In T 0425/24 (Technical Board of Appeal 3.2.07, 17 November 2025) the Board confirmed the refusal of ABB Schweiz AG’s application for a method of optimising a robot work cycle. The decision is a reminder that, where claimed steps can be performed purely mentally, the applicant cannot rely on the description to “read in” a technical implementation, and that adding a generic computer-implementation feature may merely shift the debate to inventive step without improving the outcome.
Background
The examining division refused the application on the basis that the main request and auxiliary request 1 were excluded from patentability as mental acts (Article 52(2)(c) EPC). Regarding the lower-ranking requests, the examining division found that auxiliary requests 2 and 3 contained added subject-matter, did not admit auxiliary request 4, and considered auxiliary request 5 withdrawn. On appeal, the Board maintained the mental acts exclusion and found that the remaining auxiliary requests lacked an inventive step (Article 56 EPC), contained added subject-matter, or were inadmissible. The Board ultimately dismissed the appeal.
Key findings of the decision
Main request and auxiliary request 1: exclusion as mental acts
The appellant argued that the description made the use of a computer an “overriding requirement” and invoked earlier decisions on claim interpretation (T 416/87; T 717/98) to justify reading the computer into the claim. The Board rejected this approach in the context of Article 52(2)(c) EPC: it considered that the cited decisions did not concern exclusions from patentability, and that in the present case the claimed steps could “certainly be carried out purely mentally” in simple cases. The Board also noted that complexity is not necessarily incompatible with a finding of mental acts, referring to T 914/02.
For auxiliary request 1, the additional limitation that each manipulator is only allowed to operate in its allocated area did not change matters, because the claim still required only calculating cycle times rather than implementing any work cycle. The Board expressly reasoned that one could mentally divide the layout and calculate cycle times.
Auxiliary requests 2–4: technical means introduced, but no inventive step
Auxiliary request 2 added that defining the layout and/or work-area division is executed by a computer, which the Board accepted as sufficient to avoid exclusion under Article 52 EPC. The assessment then proceeded under Article 56 EPC following the COMVIK approach: only features contributing to technical character can support inventive step.
On the facts, the Board treated the newly introduced “executed by a computer” feature as the only technical feature and found it disclosed by D1. Furthermore, the alleged interaction with non-technical features (including an asserted reduction in computational resources) was not achieved over the whole scope of the claim. The Board noted that the claim encompassed scenarios, such as defining only a single layout by a computer while carrying out all other steps manually, where no such resource reduction would occur. The claim was therefore not inventive over D1 alone. Auxiliary request 3 did not change the analysis, and auxiliary request 4 fell for the same reasons.

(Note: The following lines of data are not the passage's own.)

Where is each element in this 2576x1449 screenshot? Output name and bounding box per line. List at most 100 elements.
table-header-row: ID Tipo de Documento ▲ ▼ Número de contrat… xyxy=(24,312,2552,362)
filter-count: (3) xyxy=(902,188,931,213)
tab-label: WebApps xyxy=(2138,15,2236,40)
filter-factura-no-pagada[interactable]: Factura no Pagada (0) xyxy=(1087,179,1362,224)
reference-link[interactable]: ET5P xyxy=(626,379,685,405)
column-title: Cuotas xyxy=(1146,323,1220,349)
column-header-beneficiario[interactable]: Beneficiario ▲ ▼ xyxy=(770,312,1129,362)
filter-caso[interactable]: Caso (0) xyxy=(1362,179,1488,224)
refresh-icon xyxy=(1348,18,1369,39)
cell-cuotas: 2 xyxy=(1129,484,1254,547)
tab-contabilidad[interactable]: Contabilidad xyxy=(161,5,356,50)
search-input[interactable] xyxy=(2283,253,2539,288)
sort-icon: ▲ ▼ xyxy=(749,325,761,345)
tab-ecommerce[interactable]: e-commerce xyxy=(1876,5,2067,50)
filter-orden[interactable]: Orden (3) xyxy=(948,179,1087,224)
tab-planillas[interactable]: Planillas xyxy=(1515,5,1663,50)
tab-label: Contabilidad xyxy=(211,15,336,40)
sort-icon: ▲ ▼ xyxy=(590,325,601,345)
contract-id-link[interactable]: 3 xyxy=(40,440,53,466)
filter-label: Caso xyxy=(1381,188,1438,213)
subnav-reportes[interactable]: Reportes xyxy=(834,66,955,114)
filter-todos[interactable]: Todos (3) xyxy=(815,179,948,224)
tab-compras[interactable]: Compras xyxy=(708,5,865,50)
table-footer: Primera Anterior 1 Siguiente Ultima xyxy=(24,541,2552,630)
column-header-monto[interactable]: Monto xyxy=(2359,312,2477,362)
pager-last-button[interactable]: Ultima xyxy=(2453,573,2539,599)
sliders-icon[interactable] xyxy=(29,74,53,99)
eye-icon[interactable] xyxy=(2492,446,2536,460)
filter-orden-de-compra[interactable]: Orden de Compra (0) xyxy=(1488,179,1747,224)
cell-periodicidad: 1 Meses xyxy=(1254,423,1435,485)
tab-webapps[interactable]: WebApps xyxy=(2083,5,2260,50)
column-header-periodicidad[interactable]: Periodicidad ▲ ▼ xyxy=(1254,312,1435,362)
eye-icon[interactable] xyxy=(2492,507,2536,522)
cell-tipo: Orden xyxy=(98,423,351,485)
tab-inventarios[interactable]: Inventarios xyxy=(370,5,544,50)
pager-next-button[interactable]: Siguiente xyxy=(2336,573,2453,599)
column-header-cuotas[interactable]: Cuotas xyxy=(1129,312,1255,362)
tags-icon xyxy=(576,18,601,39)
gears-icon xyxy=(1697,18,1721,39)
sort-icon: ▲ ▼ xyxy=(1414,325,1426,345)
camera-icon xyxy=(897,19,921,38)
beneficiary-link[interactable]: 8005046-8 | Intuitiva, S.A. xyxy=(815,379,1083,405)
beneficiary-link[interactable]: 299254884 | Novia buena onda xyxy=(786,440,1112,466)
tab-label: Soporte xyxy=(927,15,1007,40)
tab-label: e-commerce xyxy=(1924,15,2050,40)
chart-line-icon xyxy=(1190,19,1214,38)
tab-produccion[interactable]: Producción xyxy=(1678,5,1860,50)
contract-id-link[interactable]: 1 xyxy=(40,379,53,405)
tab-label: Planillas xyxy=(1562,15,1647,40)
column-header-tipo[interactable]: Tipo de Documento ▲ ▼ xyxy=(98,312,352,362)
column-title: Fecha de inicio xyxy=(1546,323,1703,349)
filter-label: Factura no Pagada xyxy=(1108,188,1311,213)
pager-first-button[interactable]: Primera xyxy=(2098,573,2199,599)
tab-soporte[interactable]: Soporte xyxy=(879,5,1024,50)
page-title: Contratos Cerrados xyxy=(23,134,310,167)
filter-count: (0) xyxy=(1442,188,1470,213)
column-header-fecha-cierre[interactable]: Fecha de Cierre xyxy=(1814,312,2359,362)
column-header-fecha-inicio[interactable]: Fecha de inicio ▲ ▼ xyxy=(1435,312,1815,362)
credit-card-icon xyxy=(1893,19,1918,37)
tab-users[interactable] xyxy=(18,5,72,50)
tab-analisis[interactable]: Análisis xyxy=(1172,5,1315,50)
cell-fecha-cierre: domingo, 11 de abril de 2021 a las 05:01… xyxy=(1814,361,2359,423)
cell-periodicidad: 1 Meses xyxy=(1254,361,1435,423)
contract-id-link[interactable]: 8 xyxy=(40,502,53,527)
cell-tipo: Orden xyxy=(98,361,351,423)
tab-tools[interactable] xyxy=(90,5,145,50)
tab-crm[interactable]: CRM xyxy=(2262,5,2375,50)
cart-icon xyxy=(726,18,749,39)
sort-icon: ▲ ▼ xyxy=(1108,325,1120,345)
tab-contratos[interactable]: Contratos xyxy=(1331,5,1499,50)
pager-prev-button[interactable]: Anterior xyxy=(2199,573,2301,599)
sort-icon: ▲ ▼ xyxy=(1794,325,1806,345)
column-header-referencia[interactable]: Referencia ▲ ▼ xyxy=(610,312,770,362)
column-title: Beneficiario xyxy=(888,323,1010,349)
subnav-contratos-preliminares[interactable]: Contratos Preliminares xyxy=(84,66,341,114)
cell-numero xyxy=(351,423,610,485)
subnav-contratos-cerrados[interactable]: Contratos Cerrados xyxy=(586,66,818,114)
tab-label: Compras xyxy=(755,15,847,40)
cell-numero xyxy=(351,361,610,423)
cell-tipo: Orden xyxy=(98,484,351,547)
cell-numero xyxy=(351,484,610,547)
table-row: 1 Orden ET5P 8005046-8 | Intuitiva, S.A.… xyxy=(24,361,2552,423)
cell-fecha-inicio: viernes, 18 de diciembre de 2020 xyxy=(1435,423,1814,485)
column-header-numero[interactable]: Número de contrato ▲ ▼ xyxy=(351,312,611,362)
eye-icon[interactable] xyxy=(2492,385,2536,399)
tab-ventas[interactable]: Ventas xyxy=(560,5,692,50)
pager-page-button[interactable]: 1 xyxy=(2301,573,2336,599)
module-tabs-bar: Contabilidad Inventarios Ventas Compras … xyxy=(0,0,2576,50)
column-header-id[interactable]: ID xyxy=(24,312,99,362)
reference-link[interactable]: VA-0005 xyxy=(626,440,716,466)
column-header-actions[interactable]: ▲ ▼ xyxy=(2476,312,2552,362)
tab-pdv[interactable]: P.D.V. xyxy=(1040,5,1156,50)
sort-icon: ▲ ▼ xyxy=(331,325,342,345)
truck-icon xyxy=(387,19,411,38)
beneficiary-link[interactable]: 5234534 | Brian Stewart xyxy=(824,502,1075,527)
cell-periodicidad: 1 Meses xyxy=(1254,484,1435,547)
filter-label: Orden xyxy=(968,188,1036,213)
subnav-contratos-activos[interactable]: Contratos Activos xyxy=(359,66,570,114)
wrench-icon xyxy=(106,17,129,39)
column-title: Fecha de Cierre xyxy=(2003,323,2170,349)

Auxiliary requests 4a–6: non-admittance and added subject-matter
Auxiliary request 4a (filed on appeal) was not admitted under Article 12(6) RPBA because the Board considered it could and should have been filed during examination, given the time and opportunities available at oral proceedings before the examining division.
For auxiliary request 5, which was directed to a robot system rather than a method, the Board raised and decided an Article 123(2) EPC objection, finding no direct and unambiguous disclosure of the claimed combination (including at least two manipulators, at least three means for presenting components, and at least one fixture). As a result, it was unnecessary to decide whether the request had been implicitly withdrawn during examination.

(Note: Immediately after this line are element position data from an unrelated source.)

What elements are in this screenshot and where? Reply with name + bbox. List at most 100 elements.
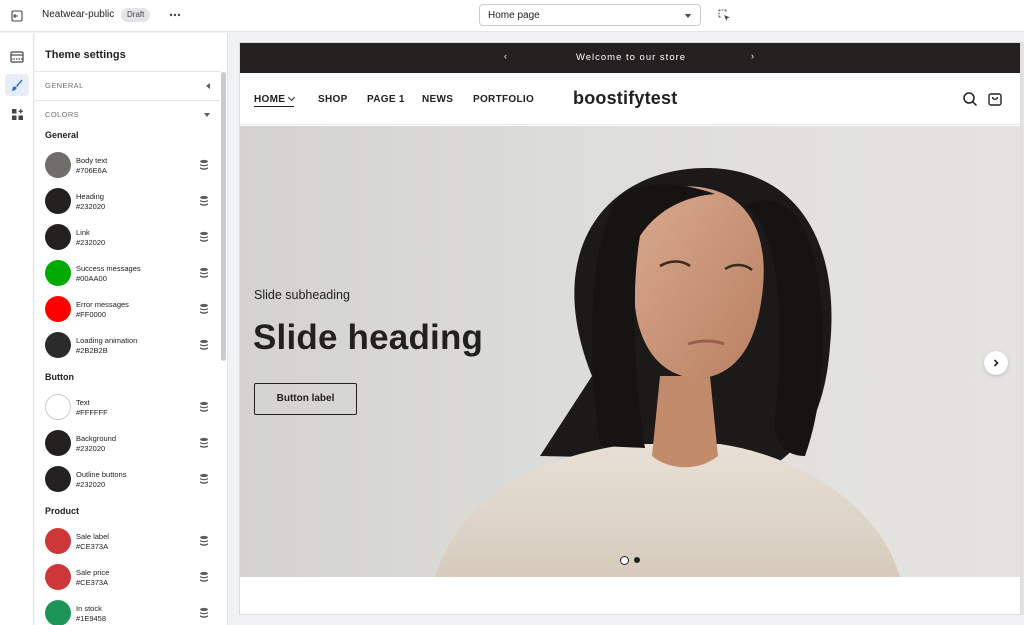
database-icon[interactable] (198, 571, 210, 583)
exit-button[interactable] (8, 7, 26, 25)
color-setting-row[interactable]: Error messages #FF0000 (45, 294, 210, 324)
page-select[interactable]: Home page (479, 4, 701, 26)
more-actions-button[interactable] (167, 7, 183, 23)
database-icon[interactable] (198, 339, 210, 351)
section-label: GENERAL (45, 81, 84, 90)
color-hex: #232020 (76, 238, 106, 247)
color-swatch[interactable] (45, 260, 71, 286)
nav-news[interactable]: NEWS (422, 94, 453, 105)
database-icon[interactable] (198, 195, 210, 207)
database-icon[interactable] (198, 535, 210, 547)
color-hex: #2B2B2B (76, 346, 108, 355)
color-name: In stock (76, 604, 102, 613)
color-swatch[interactable] (45, 152, 71, 178)
nav-page-1[interactable]: PAGE 1 (367, 94, 405, 105)
database-icon[interactable] (198, 401, 210, 413)
color-setting-row[interactable]: Link #232020 (45, 222, 210, 252)
apps-add-icon (11, 108, 23, 120)
color-name: Sale price (76, 568, 110, 577)
color-setting-row[interactable]: Heading #232020 (45, 186, 210, 216)
chevron-down-icon (288, 93, 296, 102)
announcement-text: Welcome to our store (575, 52, 687, 63)
store-name: Neatwear-public (42, 9, 115, 20)
color-swatch[interactable] (45, 600, 71, 625)
section-general-header[interactable]: GENERAL (45, 79, 210, 93)
color-hex: #CE373A (76, 542, 109, 551)
color-setting-row[interactable]: Body text #706E6A (45, 150, 210, 180)
color-setting-row[interactable]: Text #FFFFFF (45, 392, 210, 422)
paintbrush-icon (11, 79, 23, 91)
color-swatch[interactable] (45, 466, 71, 492)
color-hex: #232020 (76, 202, 106, 211)
database-icon[interactable] (198, 437, 210, 449)
nav-shop[interactable]: SHOP (318, 94, 348, 105)
color-hex: #00AA00 (76, 274, 107, 283)
color-swatch[interactable] (45, 528, 71, 554)
theme-settings-panel: Theme settings GENERAL COLORS General Bo… (35, 33, 228, 625)
group-title-button: Button (45, 372, 74, 382)
slide-next-button[interactable] (984, 351, 1008, 375)
slide-dot-2[interactable] (634, 557, 640, 563)
section-label: COLORS (45, 110, 80, 119)
database-icon[interactable] (198, 267, 210, 279)
group-title-product: Product (45, 506, 80, 516)
color-swatch[interactable] (45, 564, 71, 590)
page-select-value: Home page (488, 10, 540, 21)
color-swatch[interactable] (45, 224, 71, 250)
section-colors-header[interactable]: COLORS (45, 108, 210, 122)
color-hex: #232020 (76, 480, 106, 489)
panel-scrollbar[interactable] (221, 72, 226, 361)
slide-dot-1[interactable] (620, 556, 629, 565)
color-name: Body text (76, 156, 108, 165)
color-swatch[interactable] (45, 394, 71, 420)
color-name: Error messages (76, 300, 129, 309)
hero-slideshow: Slide subheading Slide heading Button la… (240, 126, 1020, 577)
color-hex: #706E6A (76, 166, 107, 175)
color-swatch[interactable] (45, 188, 71, 214)
color-swatch[interactable] (45, 332, 71, 358)
color-hex: #1E9458 (76, 614, 107, 623)
color-name: Text (76, 398, 90, 407)
exit-icon (11, 10, 23, 22)
caret-down-icon (204, 113, 210, 117)
color-swatch[interactable] (45, 296, 71, 322)
store-logo[interactable]: boostifytest (573, 88, 677, 109)
status-badge: Draft (121, 8, 151, 22)
search-icon[interactable] (962, 91, 978, 107)
color-setting-row[interactable]: Background #232020 (45, 428, 210, 458)
announcement-next-icon[interactable]: › (751, 51, 754, 61)
database-icon[interactable] (198, 159, 210, 171)
color-name: Link (76, 228, 90, 237)
nav-home[interactable]: HOME (254, 93, 296, 107)
slide-subheading: Slide subheading (254, 288, 350, 302)
color-setting-row[interactable]: Sale label #CE373A (45, 526, 210, 556)
color-setting-row[interactable]: Outline buttons #232020 (45, 464, 210, 494)
inspector-button[interactable] (716, 7, 732, 23)
inspector-select-icon (718, 9, 730, 21)
announcement-bar: ‹ Welcome to our store › (240, 43, 1020, 73)
color-name: Outline buttons (76, 470, 127, 479)
layout-sections-icon (10, 51, 24, 63)
rail-item-sections[interactable] (5, 46, 29, 68)
nav-portfolio[interactable]: PORTFOLIO (473, 94, 534, 105)
database-icon[interactable] (198, 473, 210, 485)
slide-button[interactable]: Button label (254, 383, 357, 415)
rail-item-theme-settings[interactable] (5, 74, 29, 96)
database-icon[interactable] (198, 607, 210, 619)
color-hex: #232020 (76, 444, 106, 453)
store-header: HOME SHOP PAGE 1 NEWS PORTFOLIO boostify… (240, 73, 1020, 125)
color-setting-row[interactable]: In stock #1E9458 (45, 598, 210, 625)
rail-item-apps[interactable] (5, 103, 29, 125)
color-setting-row[interactable]: Sale price #CE373A (45, 562, 210, 592)
editor-topbar: Neatwear-public Draft Home page (0, 0, 1024, 32)
divider (35, 71, 220, 72)
color-setting-row[interactable]: Success messages #00AA00 (45, 258, 210, 288)
cart-icon[interactable] (987, 91, 1003, 107)
color-swatch[interactable] (45, 430, 71, 456)
caret-left-icon (206, 83, 210, 89)
color-hex: #FF0000 (76, 310, 107, 319)
database-icon[interactable] (198, 303, 210, 315)
color-hex: #CE373A (76, 578, 109, 587)
color-setting-row[interactable]: Loading animation #2B2B2B (45, 330, 210, 360)
database-icon[interactable] (198, 231, 210, 243)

Auxiliary request 6 was not admitted under Article 13(2) RPBA (and also failed prima facie under Article 123(2) EPC considerations), with the Board noting in particular that the alleged “exceptional circumstances” did not justify reverting again to a method claim.
Analysis and implications
T 0425/24 reinforces two practical drafting points. First, if a technical implementation (e.g. a computer or controller) is intended to be essential, it should be claimed explicitly: the Board’s message is that an applicant cannot avoid a mental-acts objection by relying on the description to supply “overriding” technical features absent from the claim.

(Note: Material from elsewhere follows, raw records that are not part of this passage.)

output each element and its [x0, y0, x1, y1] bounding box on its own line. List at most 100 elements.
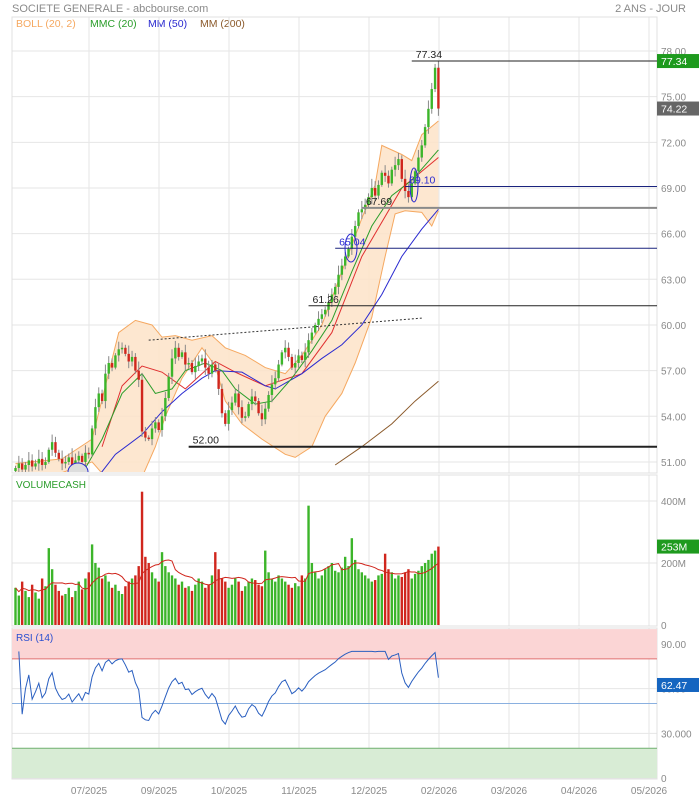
volume-bar [297, 586, 300, 625]
volume-bar [197, 578, 200, 625]
volume-bar [134, 575, 137, 625]
legend-item[interactable]: BOLL (20, 2) [16, 18, 76, 30]
volume-bar [207, 584, 210, 625]
rsi-last-badge-text: 62.47 [661, 680, 687, 692]
volume-bar [264, 550, 267, 625]
volume-bar [187, 586, 190, 625]
indicator-legend: BOLL (20, 2) MMC (20) MM (50) MM (200) [16, 18, 245, 30]
price-tick-label: 63.00 [661, 275, 686, 286]
volume-bar [230, 584, 234, 625]
volume-bar [64, 594, 67, 625]
volume-bar [87, 572, 90, 625]
volume-bar [157, 581, 160, 625]
legend-item[interactable]: MM (200) [200, 18, 245, 30]
rsi-tick-label: 30.000 [661, 729, 692, 740]
volume-bar [377, 575, 380, 625]
volume-bar [250, 578, 254, 625]
volume-bar [180, 581, 184, 625]
volume-bar [314, 572, 317, 625]
volume-bar [160, 552, 164, 625]
volume-bar [317, 578, 320, 625]
volume-bar [284, 581, 287, 625]
rsi-oversold-zone [12, 748, 657, 778]
volume-bar [407, 569, 410, 625]
volume-bar [390, 572, 393, 625]
price-tick-label: 54.00 [661, 412, 686, 423]
volume-bar [227, 587, 230, 625]
price-tick-label: 57.00 [661, 367, 686, 378]
volume-bar [413, 573, 417, 625]
volume-bar [77, 581, 80, 625]
volume-bar [177, 584, 180, 625]
volume-bar [387, 569, 390, 625]
volume-tick-label: 200M [661, 559, 686, 570]
volume-bar [234, 578, 237, 625]
candle [380, 170, 383, 187]
date-tick-label: 05/2026 [631, 786, 668, 797]
rsi-plot [12, 629, 657, 778]
volume-bar [307, 505, 310, 625]
price-level-label: 61.26 [313, 294, 339, 306]
volume-bar [270, 578, 274, 625]
candle [50, 434, 54, 456]
volume-bar [114, 584, 117, 625]
rsi-tick-label: 90.00 [661, 640, 686, 651]
volume-bar [154, 578, 157, 625]
volume-bar [287, 584, 290, 625]
volume-bar [17, 595, 21, 625]
candle [54, 436, 57, 458]
candle [247, 401, 250, 419]
candle [140, 372, 144, 437]
candle [207, 360, 210, 380]
volume-bar [150, 572, 154, 625]
volume-bar [290, 587, 294, 625]
legend-item[interactable]: MMC (20) [90, 18, 137, 30]
candle [280, 350, 284, 367]
volume-bar [437, 546, 440, 625]
volume-bar [267, 572, 270, 625]
trendline[interactable] [148, 317, 422, 341]
volume-bar [403, 572, 407, 625]
volume-bar [237, 581, 240, 625]
volume-bar [30, 584, 34, 625]
volume-bar [124, 586, 127, 625]
volume-bar [337, 572, 340, 625]
volume-bar [80, 589, 84, 625]
volume-bar [100, 578, 104, 625]
volume-bar [397, 575, 400, 625]
period-label[interactable]: 2 ANS - JOUR [615, 3, 686, 15]
date-tick-label: 11/2025 [281, 786, 317, 797]
volume-bar [247, 581, 250, 625]
volume-bar [67, 587, 70, 625]
date-tick-label: 09/2025 [141, 786, 178, 797]
candle [314, 322, 317, 335]
volume-bar [94, 563, 97, 625]
volume-bar [420, 566, 423, 625]
mm200-line [334, 380, 439, 466]
volume-bar [174, 578, 177, 625]
volume-bar [410, 578, 413, 625]
rsi-tick-label: 0 [661, 774, 667, 785]
volume-bar [260, 586, 264, 625]
volume-bar [200, 581, 204, 625]
legend-item[interactable]: MM (50) [148, 18, 187, 30]
volume-bar [60, 595, 64, 625]
last-high-badge-text: 77.34 [661, 56, 687, 68]
volume-bar [393, 578, 397, 625]
price-level-label: 77.34 [416, 49, 442, 61]
candle [430, 82, 433, 114]
volume-bar [120, 594, 124, 625]
volume-bar [323, 569, 327, 625]
volume-bar [333, 570, 337, 625]
volume-bar [433, 550, 437, 625]
volume-bar [277, 575, 280, 625]
volume-bar [257, 584, 260, 625]
stock-chart[interactable]: SOCIETE GENERALE - abcbourse.com 2 ANS -… [0, 0, 699, 800]
volume-bar [84, 578, 87, 625]
volume-bar [104, 575, 107, 625]
volume-bar [400, 576, 403, 625]
volume-bar [14, 587, 17, 625]
candle [423, 124, 427, 148]
volume-bar [240, 590, 244, 625]
price-level-label: 69.10 [409, 174, 435, 186]
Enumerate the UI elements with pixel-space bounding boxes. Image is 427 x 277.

Secondly, adding a generic computer-execution feature may only move the fight from Article 52(2)(c) EPC to Article 56 EPC. Where the only technical contribution is the use of conventional computing for an otherwise non-technical optimisation concept, D1-type disclosures may be sufficient to deny inventive step unless the claim specifies a further technical effect and the technical means that achieve it.
Conclusion
The Board dismissed the appeal because the method claims of the main request and auxiliary request 1 were excluded as mental acts, later requests failed for lack of inventive step over D1, and further auxiliary requests were not admitted or did not comply with Article 123(2) EPC. T 0425/24 illustrates the continued importance of aligning claim language with the intended technical implementation and any asserted technical effects.